Eur J Gastroenterol Hepatol. 2003 Jun;15(6):621-6. doi: 10.1097/00042737-200306000-00007.
Autoimmunity appears to be a key factor in Crohn's disease as it develops in a genetically susceptible host if the immunological tolerance towards bacterial antigens within the gastrointestinal tract is abrogated. The resulting excessive immunological activity leads to a chronic sometimes transmural inflammatory process within the bowel wall. However, several lines of evidence are compatible with an immunodeficiency preceding these processes: humoral or cellular immune defects can predispose to inflammatory bowel disease. An increased bacterial adherence at the intestinal mucosa, which is possibly attributable to impaired expression of defensins was observed in Crohn's disease. Furthermore, the 3020insC mutation of the NOD2/CARD15 gene which is associated with Crohn's disease results in impaired cytokine transcription. Lastly, therapeutic approaches such as the use of antibiotic therapy or granulocyte macrophage colony stimulating factor are in line with the concept of an immunodeficiency being a crucial element in Crohn's disease.

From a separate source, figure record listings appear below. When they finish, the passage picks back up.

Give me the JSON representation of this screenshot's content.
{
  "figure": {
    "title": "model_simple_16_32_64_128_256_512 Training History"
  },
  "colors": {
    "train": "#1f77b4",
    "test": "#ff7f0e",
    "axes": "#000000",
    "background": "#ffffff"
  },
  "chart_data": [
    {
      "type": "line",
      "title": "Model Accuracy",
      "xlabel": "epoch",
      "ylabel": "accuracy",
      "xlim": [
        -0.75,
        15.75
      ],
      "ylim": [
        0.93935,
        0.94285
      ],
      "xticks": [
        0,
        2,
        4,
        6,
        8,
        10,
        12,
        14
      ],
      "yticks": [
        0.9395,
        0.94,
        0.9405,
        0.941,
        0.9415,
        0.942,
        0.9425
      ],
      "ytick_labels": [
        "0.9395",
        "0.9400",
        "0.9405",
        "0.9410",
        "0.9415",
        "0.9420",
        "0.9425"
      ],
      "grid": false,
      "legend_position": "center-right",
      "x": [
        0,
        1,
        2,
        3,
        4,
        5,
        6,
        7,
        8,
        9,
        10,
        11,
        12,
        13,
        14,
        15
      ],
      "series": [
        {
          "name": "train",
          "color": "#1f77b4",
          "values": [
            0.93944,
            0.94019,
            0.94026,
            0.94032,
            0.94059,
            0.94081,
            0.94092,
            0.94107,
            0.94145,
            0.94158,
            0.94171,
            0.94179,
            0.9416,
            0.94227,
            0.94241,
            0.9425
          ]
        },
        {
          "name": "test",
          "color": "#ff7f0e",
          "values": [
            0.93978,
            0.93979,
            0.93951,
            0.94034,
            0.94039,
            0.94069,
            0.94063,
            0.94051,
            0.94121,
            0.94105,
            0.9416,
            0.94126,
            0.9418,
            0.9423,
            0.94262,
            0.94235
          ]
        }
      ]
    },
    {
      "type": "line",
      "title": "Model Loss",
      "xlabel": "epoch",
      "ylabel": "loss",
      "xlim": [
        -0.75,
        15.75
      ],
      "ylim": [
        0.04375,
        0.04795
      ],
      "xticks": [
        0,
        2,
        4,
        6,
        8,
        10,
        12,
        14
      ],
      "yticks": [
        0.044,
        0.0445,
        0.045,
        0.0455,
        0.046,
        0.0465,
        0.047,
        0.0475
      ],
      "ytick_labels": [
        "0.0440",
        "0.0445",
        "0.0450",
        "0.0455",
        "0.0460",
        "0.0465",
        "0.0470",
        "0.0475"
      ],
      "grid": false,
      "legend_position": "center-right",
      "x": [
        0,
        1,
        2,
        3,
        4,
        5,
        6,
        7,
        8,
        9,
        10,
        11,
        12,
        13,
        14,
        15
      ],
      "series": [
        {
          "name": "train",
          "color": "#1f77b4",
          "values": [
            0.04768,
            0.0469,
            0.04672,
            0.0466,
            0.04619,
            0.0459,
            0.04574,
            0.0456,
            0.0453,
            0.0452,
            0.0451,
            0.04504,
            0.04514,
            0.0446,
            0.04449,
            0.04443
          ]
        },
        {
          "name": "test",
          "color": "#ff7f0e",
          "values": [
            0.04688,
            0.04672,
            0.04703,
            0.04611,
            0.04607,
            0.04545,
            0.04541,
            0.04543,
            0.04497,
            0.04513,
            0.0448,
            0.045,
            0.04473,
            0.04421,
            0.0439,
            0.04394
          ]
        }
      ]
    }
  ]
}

自身免疫似乎是克罗恩病的关键因素,因为在遗传易感宿主中,如果对胃肠道内细菌抗原的免疫耐受性被破坏,疾病就会发生。由此产生的过度免疫活性会导致肠壁内出现慢性、有时是透壁性的炎症过程。然而,有几条证据与这些过程之前存在免疫缺陷相符:体液或细胞免疫缺陷可能易患炎症性肠病。在克罗恩病中观察到肠道黏膜处细菌黏附增加,这可能归因于防御素表达受损。此外,与克罗恩病相关的NOD2/CARD15基因的3020insC突变会导致细胞因子转录受损。最后,诸如使用抗生素疗法或粒细胞巨噬细胞集落刺激因子等治疗方法符合免疫缺陷是克罗恩病关键因素这一概念。